DELFT, Netherlands -- Innovation can be aspirational, inspiring and, at the very least, good fodder for casual conversation.
But we avoid talking about what the process of invention means for the vast majority of entrepreneurs: a massive suck on resources. Dollars and hours spent working on the next big thing tend to seem less justifiable if your big idea doesn't pan out.
Take the Hyperloop, Tesla CEO Elon Musk's bold vision to commute between cities. The concept involves putting people in a capsule floating on a thin layer of air -- like the puck on an air hockey table -- and shooting them down a tube at supersonic speed. To skeptics, the Hyperloop is nothing more than a pipe dream, a futuristic vision as unattainable as the network of blimps that looked like the future of long-distance travel in the early 20th century.

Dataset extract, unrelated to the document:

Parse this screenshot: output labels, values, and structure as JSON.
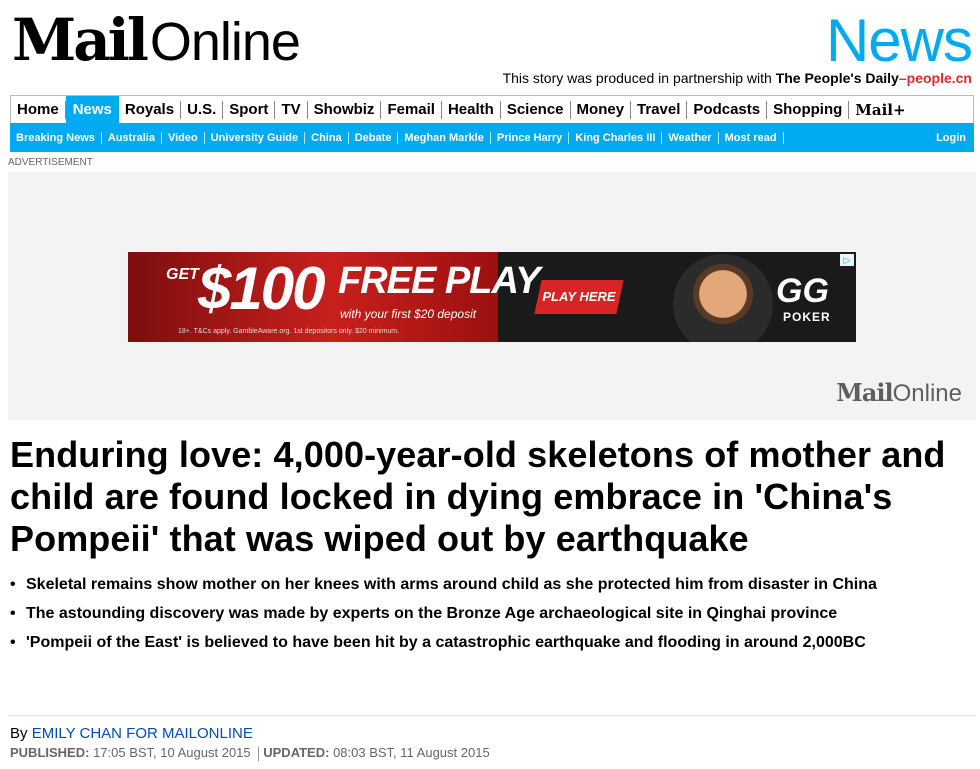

But, as is the case with many of Musk's ideas, true believers are out there. At Delft University of Technology, a team of students spends a full year working on a prototype Hyperloop pod for SpaceX's annual student competition in Los Angeles. In January, Delft's pod won an award in the competition, hitting a speed of around 55 mph. The team even improved on Musk's original Hyperloop concept, installing electromagnetic braking on its pod. Some members of the winning team have moved on to try to commercialize the technology through an organization called Hardt Hyperloop.
For the students at Delft, this opportunity comes at a cost. Not only must they dedicate a year to the project, they get no course credit for it, have no faculty guidance and still have to pay tuition at the university despite not being enrolled in any courses.
It's hard not to look at this as a passion project taken to the next level. But even if the Hyperloop doesn't pan out as Musk, or these students, envision, there's still considerable benefit to the effort. For one, there's the resume builder and networking opportunities for students. But from a broader perspective, there are ancillary benefits to spur innovation in other sectors. That's why magnetic technology developed for high-speed transit can also be used to create a cableless elevator.
Doubters would do well to have faith in seemingly pointless innovation. From the vantage point of today, it may have real costs and take unexpected turns, but the benefits aren't always immediately clear.